This blog is about this paper from Deep mind. To be honest, it’s actually a quite simple paper. The idea is super naive but the result is surprisingly good.

The idea is we are only using part of the information provided by the environment to train the RL model, so how should we utilize these extra information. There are some previous works which design some auxiliary tasks like reconstructing the input or predicting the input change. In this paper, the author propose some other possible auxiliary tasks, and prove that these can significantly improve the speed and final reward of the model.

Methods

Overview

Over view of the model

(a) is the base agent is a CNN-LSTM agent trained on-policy with the A3C loss. The A3C agent is a CNN-LSTM model which output policy and value.

The auxiliary tasks are the (b) and (c). Let’s first talk about pixel control (b). The intuition is that:

Changes in the perceptual stream often correspond to important events in an enviroment. So they train a seperate policy (me: actually not) for maximally changing the pixels in each cell of an \(n \times n\) non-overlapping grid placed over the input image.

The value of pixel change is the average aboslute difference of each area. In the paper, they took the pixel change as a pseudo-reward, which they want the policy to take the move that maximize the pixel change; the equation one in the paper is saying this. However, they further turn the reward to the mean square error of value function. (It’s not maximizing the rewards at all. Will talk about it later.)

So they have a network which predicts the pixel change at each area given the state and action. The objective is the same as most Q-learning; they use a nature DQN with 20 step. The network for pixel control shares the CNN and LSTM with the base A3C model, and has its additional independent deconv layers.

They also mentioned briefly about feature control, which tries to maximize the features in a certain layer. There were not many results on this, but in the rebuttal on openreview, it seems they can achieve similar result as pixel control.

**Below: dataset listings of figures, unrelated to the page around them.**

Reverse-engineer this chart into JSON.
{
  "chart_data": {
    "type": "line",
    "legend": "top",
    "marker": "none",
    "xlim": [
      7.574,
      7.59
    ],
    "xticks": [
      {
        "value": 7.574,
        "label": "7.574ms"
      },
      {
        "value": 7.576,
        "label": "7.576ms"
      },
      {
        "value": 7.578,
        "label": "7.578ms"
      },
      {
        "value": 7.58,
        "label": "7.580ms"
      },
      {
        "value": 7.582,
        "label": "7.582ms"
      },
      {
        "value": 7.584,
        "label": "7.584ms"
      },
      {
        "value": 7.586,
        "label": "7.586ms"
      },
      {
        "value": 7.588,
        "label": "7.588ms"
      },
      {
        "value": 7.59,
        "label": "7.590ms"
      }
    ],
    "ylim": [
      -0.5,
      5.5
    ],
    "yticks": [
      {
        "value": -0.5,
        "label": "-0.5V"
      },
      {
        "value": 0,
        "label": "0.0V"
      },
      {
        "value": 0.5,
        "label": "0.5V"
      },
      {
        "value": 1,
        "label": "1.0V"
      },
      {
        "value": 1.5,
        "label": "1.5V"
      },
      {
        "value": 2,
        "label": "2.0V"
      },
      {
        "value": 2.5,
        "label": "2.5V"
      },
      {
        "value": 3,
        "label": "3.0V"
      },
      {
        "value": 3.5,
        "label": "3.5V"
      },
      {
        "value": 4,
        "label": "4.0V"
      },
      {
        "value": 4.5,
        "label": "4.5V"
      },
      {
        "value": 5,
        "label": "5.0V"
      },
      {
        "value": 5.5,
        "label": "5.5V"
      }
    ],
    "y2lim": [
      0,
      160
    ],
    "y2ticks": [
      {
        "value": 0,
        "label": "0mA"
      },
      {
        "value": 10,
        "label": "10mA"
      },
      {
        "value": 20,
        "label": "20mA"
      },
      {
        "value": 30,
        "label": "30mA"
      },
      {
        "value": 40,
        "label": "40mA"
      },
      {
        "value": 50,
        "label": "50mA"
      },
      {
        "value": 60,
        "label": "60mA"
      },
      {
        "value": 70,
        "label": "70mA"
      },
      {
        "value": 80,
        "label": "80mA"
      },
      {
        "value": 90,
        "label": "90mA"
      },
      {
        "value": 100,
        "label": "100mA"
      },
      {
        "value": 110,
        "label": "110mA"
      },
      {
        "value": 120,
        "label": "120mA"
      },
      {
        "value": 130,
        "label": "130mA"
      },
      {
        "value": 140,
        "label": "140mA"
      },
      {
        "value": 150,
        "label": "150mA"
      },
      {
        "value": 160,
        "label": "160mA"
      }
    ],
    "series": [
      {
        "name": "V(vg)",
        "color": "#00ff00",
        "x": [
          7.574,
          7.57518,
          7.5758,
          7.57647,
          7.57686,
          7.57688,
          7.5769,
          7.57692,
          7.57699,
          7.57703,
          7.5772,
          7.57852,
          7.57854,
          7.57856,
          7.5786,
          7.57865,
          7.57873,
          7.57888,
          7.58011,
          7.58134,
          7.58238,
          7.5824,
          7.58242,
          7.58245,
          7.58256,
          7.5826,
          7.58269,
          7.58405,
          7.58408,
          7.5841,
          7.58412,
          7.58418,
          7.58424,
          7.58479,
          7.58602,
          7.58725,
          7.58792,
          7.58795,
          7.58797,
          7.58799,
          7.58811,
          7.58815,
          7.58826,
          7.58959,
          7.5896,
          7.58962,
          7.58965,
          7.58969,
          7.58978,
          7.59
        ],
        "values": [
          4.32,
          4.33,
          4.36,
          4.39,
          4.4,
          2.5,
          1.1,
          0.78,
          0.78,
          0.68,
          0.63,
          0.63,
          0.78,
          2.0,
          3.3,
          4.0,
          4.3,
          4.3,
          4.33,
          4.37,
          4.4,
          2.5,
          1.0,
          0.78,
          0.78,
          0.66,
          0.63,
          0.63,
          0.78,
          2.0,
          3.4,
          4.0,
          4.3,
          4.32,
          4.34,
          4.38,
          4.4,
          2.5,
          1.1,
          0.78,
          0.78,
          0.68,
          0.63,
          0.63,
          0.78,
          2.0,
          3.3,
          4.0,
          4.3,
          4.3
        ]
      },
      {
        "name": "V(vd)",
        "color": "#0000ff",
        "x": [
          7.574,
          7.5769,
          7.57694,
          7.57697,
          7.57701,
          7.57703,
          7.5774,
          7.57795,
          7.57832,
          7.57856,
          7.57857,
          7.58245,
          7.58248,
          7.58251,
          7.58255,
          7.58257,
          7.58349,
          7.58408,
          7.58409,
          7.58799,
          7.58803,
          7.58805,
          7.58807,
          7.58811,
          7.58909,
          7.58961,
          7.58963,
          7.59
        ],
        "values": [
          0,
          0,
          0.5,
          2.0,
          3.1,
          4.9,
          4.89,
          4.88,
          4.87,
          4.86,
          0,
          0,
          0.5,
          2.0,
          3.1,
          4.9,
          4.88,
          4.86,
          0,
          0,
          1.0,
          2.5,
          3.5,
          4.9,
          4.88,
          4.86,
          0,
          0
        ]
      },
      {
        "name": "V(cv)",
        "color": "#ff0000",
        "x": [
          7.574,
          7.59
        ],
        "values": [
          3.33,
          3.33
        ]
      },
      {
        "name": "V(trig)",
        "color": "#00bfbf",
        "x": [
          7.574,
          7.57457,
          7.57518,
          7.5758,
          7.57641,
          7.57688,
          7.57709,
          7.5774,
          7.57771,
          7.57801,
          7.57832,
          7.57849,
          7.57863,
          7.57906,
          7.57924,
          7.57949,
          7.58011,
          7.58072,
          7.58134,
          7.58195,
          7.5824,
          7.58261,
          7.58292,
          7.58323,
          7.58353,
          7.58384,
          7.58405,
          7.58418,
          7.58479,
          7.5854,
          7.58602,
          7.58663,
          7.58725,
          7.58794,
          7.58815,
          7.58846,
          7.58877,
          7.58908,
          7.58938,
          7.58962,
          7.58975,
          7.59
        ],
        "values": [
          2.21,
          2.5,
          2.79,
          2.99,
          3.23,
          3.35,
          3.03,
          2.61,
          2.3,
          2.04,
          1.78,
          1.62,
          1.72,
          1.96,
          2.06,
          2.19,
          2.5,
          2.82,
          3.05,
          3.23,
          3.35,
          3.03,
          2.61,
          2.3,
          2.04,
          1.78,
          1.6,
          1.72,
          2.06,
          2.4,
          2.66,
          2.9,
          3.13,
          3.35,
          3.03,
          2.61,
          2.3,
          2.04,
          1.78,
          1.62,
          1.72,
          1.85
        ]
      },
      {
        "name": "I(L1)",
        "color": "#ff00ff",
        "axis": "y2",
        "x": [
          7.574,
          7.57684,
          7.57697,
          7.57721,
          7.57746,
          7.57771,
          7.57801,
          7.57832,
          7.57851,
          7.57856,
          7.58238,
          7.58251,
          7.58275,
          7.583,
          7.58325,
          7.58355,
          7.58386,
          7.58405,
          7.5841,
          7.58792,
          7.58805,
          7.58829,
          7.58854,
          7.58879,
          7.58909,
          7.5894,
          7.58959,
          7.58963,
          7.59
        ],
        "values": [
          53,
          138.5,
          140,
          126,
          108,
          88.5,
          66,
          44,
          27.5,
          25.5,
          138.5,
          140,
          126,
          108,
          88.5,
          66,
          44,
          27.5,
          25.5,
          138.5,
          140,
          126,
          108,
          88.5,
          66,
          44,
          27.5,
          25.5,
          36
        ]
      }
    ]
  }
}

The second auxiliary task is reward prediction: given three recent frames, the network must predict the reward that will be obtained in the next unobserved timestep. The idea is to use the onset of reward as an addtional information. There are three classes: positive, negative, no reward. To reduce the long term information, the only use the concatenation of the CNN feature from previous three frames (Note that LSTM contains long term information). The CNN is shared with A3C.

To train a meaningful classifier , they skew the examples so that the no reward samples have only 50% among the training samples. They also claim reward prediction has less bias to the policy. You can feel like the appearance of reward is kind of less dependent on policy.

Another important thing is exprience replay. They use experience replay to train the pixel control and reward prediction. Here let’s talk about the problem in pixel control. Aparrently the Q function of pixel control is trained from the replay data which is the result executed by the A3C policy. However the assumption of the Q function(the Bellford function) is assuming reward is obtained from the \(\pi_c = \max_aQ_c(s,a)\). So it’s kind of wierd to say this update is valid. And definitely it’s not maximizing the pixel control reward, because the pixel control policy is never used. The pixel control is only used for representation learning.

They also use the reward prediction to update the value function. (Note that the Q value is also updated during the A3C.) I guess exprience replay makes it more stable and also faster to get the “True” value function.

Experiment

Although there are some unclear points in the methods. Their results are actually super good.

Adding these auxiliary tasks, the system is faster to train and also can achieve better result in most cases. Especially on Labyrinth, the pixel control can help a lot.

Their hyperparamters are relatively simple, and they did some hyperparameter searching. The results shows their model is more robust than normal A3C.